Older Americans Not Asking Physicians, Pharmacists for Help with Drug Costs


Twenty-seven percent of older Americans reported that prescription drugs represented a financial burden.

While a majority of Americans age 50 and older take 2 or more prescription drugs, results from a new poll suggest that this population may not be asking for help to cover out-of-pocket costs.

Data from the National Poll on Healthy Aging revealed that older Americans struggle to afford their prescriptions but may not consult with their physicians or pharmacists to find lower-costing options.

These results represent an opportunity for physicians and pharmacists to talk with patients about drug costs and concerns that may arise, according to the authors.

“We already know that cost can keep patients from taking the drugs they need to maintain health or prevent complications, but these new data suggest that many older adults aren’t talking to their doctors or pharmacists about cost and less-expensive alternatives as often as they could,” said researcher Preeti Malani, MD. “This represents an opportunity for patients, clinicians — as well as health systems, insurers and policymakers.”

Out-of-pocket costs can vary greatly depending on insurance coverage and the list price of the medication, making some treatments out of reach for certain patients. Rising drug prices can result in higher medication spending and a greater cost burden, especially on older Americans on a fixed income.

The poll included 2131 adults aged 50 to 80 years who responded to questions related to prescription drugs to determine how patients are affected before and after becoming eligible for Medicare.

Of all the patients included, 27% reported that their treatments represented a financial burden.

Additionally, 1 in 6 patients reported taking 6 or more drugs prescribed by 1 or more physicians. These patients were found to be more likely to report problems affording treatment, according to the study.

Of the patients who indicated that drug costs posed a burden, 49% had not discussed the issue with their physicians; however, 67% of respondents who talked with their physician about drug costs were prescribed a less expensive drug, and 37% received a similar recommendation from a pharmacist, according to the poll.

“Based on these findings, and other evidence, we encourage patients to speak up during their clinic visits, and when they’re at the pharmacy, and ask about ways to reduce the cost of their prescriptions,” Dr Malani said. “But equally, we see a need for health professionals to find ways to more routinely engage with patients about cost — especially through formal medication reviews such as the one that Medicare will cover.”

The investigators discovered that more than half of adults aged 50 to 64 years were taking 2 or more medications, with 14% taking 6 or more medications.

For older adults aged 65 to 80 years, 20% reported taking 6 or more medications and nearly 90% of these patients were taking 1 or more prescription drug, according to the poll. Also, 1 in 4 of the older adults said they saw 4 or more physicians in the past year.

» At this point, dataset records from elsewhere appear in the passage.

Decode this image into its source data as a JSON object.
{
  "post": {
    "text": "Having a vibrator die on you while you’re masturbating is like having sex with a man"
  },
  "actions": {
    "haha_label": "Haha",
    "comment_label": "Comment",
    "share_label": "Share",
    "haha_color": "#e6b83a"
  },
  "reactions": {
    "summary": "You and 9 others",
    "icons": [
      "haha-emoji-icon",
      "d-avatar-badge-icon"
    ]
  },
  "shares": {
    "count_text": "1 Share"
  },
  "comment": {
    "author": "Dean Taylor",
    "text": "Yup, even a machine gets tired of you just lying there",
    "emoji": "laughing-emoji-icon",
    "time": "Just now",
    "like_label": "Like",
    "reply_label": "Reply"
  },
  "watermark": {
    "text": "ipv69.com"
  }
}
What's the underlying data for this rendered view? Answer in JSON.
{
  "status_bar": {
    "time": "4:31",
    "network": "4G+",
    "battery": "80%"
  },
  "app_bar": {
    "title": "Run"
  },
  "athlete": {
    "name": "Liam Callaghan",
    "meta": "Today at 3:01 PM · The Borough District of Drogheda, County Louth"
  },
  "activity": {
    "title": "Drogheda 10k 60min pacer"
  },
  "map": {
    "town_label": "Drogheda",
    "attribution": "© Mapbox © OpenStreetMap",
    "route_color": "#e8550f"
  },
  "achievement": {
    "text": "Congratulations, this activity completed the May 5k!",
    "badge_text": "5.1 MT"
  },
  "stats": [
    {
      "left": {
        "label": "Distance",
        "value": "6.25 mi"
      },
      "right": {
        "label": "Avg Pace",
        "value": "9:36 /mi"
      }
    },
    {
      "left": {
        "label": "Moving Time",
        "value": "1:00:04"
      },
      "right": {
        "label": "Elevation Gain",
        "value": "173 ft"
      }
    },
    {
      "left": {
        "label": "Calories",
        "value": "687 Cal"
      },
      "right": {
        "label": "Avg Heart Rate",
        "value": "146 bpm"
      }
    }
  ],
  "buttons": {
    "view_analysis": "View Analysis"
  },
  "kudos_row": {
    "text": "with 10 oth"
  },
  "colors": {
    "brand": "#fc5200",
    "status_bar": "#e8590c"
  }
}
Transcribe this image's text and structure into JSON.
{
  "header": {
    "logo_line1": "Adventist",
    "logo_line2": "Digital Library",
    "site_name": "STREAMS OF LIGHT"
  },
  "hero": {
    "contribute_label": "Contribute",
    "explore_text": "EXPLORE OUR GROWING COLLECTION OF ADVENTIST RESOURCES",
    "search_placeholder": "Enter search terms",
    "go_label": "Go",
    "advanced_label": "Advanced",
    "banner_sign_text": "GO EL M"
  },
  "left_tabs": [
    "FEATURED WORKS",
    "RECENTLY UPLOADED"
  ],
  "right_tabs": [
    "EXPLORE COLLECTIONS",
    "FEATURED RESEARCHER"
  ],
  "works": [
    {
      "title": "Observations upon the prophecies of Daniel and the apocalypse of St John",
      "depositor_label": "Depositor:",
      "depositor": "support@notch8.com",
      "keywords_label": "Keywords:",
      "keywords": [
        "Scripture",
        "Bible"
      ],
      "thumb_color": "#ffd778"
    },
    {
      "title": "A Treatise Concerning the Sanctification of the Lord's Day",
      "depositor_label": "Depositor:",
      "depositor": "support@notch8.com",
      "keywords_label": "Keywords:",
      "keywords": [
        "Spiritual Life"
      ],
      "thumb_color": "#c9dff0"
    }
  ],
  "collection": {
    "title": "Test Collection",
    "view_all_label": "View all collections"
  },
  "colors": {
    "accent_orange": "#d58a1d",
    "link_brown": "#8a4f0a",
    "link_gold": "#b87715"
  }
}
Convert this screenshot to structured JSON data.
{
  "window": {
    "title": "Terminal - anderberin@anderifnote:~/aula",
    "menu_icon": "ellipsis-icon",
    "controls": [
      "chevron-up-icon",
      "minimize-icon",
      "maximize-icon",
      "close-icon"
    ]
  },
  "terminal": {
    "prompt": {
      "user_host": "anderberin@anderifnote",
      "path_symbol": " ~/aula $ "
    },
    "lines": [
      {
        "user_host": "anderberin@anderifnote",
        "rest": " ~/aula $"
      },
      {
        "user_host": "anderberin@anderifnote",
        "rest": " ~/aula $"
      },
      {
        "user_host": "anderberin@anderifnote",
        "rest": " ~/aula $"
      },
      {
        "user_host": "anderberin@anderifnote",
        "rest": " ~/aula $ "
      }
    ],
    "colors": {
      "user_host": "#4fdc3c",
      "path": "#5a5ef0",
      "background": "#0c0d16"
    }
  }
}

Physicians, pharmacists, and other healthcare professionals can help navigate patients through options that may reduce out-of-pocket costs by lowering co-payments and recommending generics, according to the study.

During routine physician visits, providers typically do not have information about what a certain drug will cost based on insurance. This leaves the patient to bring up their concerns during the appointment or after a price is higher than expected. Patients may also be able to discuss cost options with pharmacists, who may have a better understanding, the authors wrote.

Additionally, patients with many prescriptions from multiple prescribers may have difficulty getting their out-of-pocket costs down, as providers may not want to revise drugs prescribed by others.

While long-term medication adherence can result in optimal patient outcomes, cost can be a factor when patients are not taking their treatments as prescribed. To save money, patients may cut back on doses or stop taking the drug without consulting their provider.

The authors encourage patients and providers to frequently engage in discussions related to drug costs until there is a policy created to facilitate the talk, according to the study.